The partition view structure is created using the cuda_tile.make_partition_view constructor.

It consists of:

  • tile_shape, the shape of the individual tiles in the view

  • view, the type of the view from which the subview is constructed

  • dim_map, an array of 32-bit integers mapping the tiles dimensions to the dimensions of the view.

  • padding_value, a flag defining the behavior of memory loading at the edges of the underlying tensor view.

These fields are all encoded as part of the type.

Concretely, a tensor view type of tensor_view<8192x128xf32, strides=[128,1]> can be partitioned into a grid of (64x32) tiles of size (128x4) each, which when loaded produce tiles with the type tile<128x4xf32>. When loading a tile form such a partition view, the index is the position in the (64, 32) grid. Loading element (4, 2) hence would return the tile starting at position (256, 64) in the underlying view.

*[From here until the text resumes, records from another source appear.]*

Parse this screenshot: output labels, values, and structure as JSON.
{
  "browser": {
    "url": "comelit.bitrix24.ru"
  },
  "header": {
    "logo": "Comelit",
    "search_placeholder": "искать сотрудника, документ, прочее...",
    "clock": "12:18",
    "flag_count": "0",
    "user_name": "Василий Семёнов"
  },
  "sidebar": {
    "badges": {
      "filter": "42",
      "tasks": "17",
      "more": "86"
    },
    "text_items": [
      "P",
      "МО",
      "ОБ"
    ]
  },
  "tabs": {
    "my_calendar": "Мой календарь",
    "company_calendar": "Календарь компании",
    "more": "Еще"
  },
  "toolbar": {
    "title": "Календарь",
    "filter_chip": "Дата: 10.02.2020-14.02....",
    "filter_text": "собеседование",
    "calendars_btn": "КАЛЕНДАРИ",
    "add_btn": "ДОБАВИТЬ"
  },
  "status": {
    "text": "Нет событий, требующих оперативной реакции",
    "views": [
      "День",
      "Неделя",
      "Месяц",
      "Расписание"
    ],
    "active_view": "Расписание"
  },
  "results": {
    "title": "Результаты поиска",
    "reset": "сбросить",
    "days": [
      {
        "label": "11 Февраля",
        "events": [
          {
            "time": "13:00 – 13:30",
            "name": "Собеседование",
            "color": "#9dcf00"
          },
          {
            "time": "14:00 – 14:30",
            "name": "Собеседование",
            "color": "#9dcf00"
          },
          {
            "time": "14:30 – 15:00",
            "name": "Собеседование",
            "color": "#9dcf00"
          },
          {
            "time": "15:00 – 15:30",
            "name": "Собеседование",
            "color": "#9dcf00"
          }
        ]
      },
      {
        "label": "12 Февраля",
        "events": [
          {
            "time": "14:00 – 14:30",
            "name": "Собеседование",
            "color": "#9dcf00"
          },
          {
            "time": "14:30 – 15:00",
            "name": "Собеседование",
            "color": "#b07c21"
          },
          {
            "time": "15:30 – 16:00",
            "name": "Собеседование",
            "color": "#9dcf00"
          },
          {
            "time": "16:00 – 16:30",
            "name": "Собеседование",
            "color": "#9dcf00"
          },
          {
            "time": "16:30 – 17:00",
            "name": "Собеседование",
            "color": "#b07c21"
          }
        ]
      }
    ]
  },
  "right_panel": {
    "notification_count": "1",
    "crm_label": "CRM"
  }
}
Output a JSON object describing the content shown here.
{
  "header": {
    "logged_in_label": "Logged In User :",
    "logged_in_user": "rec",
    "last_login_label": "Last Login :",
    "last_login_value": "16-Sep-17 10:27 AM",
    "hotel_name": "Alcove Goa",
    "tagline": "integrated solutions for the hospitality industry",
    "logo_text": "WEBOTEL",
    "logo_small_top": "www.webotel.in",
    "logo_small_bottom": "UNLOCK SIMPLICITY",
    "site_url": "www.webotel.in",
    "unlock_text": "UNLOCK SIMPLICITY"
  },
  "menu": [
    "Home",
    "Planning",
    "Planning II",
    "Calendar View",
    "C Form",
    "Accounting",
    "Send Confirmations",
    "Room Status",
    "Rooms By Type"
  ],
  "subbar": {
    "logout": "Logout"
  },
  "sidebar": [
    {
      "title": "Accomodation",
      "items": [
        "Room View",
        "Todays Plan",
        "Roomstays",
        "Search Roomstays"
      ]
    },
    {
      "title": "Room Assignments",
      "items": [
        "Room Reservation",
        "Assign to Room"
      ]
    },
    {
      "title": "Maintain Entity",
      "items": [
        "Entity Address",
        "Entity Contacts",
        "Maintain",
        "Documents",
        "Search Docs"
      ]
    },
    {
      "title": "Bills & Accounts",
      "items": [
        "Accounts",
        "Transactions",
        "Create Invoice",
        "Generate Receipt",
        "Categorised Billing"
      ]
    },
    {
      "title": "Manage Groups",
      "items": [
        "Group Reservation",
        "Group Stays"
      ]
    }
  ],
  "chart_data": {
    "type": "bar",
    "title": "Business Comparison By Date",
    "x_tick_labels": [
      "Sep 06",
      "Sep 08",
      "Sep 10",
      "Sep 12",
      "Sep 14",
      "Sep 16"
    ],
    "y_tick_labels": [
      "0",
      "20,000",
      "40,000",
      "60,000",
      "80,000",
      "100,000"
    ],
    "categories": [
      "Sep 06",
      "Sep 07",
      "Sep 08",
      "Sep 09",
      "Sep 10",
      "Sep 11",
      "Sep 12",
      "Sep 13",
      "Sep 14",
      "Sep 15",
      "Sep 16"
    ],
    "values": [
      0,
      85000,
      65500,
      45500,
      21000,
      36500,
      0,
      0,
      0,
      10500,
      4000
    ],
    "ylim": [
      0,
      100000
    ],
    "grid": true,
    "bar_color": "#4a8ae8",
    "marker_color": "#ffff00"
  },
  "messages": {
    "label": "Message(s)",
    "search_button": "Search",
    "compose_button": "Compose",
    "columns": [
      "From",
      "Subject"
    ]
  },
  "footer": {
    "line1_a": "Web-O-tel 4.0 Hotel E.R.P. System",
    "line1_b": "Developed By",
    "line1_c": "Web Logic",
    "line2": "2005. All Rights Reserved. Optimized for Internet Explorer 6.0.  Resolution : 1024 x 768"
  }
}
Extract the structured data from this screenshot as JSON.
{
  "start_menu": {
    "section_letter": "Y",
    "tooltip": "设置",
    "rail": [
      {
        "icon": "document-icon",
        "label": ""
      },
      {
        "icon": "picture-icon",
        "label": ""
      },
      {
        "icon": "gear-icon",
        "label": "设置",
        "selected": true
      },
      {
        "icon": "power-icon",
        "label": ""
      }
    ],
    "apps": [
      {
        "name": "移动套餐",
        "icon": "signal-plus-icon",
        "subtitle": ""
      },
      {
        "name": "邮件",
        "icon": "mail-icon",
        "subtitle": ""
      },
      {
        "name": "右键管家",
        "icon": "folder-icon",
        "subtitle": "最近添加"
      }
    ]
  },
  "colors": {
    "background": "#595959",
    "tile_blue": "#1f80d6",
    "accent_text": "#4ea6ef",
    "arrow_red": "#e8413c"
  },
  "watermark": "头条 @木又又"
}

Formally, given a tensor view with shape \([S_0, \ldots, S_n]\) and strides \([st_0, \ldots, st_n]\) and a partition view with tile size \([T_0, \ldots, T_n]\), a load or store at position \([I_0, \dots, I_n]\) will load the elements at location

\[location_{[i_0, \ldots, i_n]} = baseptr + \sum_{m=0}^{n} I_m \cdot ceildiv(S_m, T_m) \cdot st_m\]

The index space of a partition view covers all tiles that would contain at least one element within the bounds of the underlying tensor view. For example, with a tensor view of shape (64, 256) and a partition view of tile shape (128, 128), the index space of the partition will have a shape of (1, 2) (and not, for example, (0, 2)).

Formally, given a tensor view with shape \([S_0, \ldots, S_n]\) and a partition view with tile size \([T_0, \ldots, T_n]\), the index space shape \([N_0, \ldots, N_n]\) is defined as

\[N_k = ceildiv(S_k, T_k)\]

Warning

Indices into the partition view must lie within the index space of the partition view. Otherwise, the behavior is undefined.

When indices are within the index space but map to data that is partially out of the bounds of the underlying tensor view:

  • When loading, the out-of-bound values will be replaced with the partition view’s padding value (or unspecified values if no padding value is provided).

  • When storing, the out-of-bound values will be masked out.

Examples#
!cuda_tile.partition_view<
  tile=(2),
  view=!cuda_tile.tensor_view<16xf32, strides=[1]>
>

!cuda_tile.partition_view<
  tile=(2x2),
  view=!cuda_tile.tensor_view<16x16xf32, strides=[16,1]>
>

!cuda_tile.partition_view<
  tile=(2x2),
  view=!cuda_tile.tensor_view<16x16xf32, strides=[16,1]>,
  dim_map=[1, 0]
>

!cuda_tile.partition_view<
  tile=(32x32),
  view=!cuda_tile.tensor_view<16x16xf32, strides=[16,1]>,
  padding_value=zero
>

5.4. Type Equivalence#

Tile IR does not provide means to name types. Equivalence of types hence is a purely structural property: Two types are considered equal if they are structurally identical.

Note that some types form a natural subtype relationship. Types with dynamic shapes and strides like view cover the values that an identical type with all dynamic shapes and strides substituted with static values would cover. However, we consider these types distinct in Tile IR.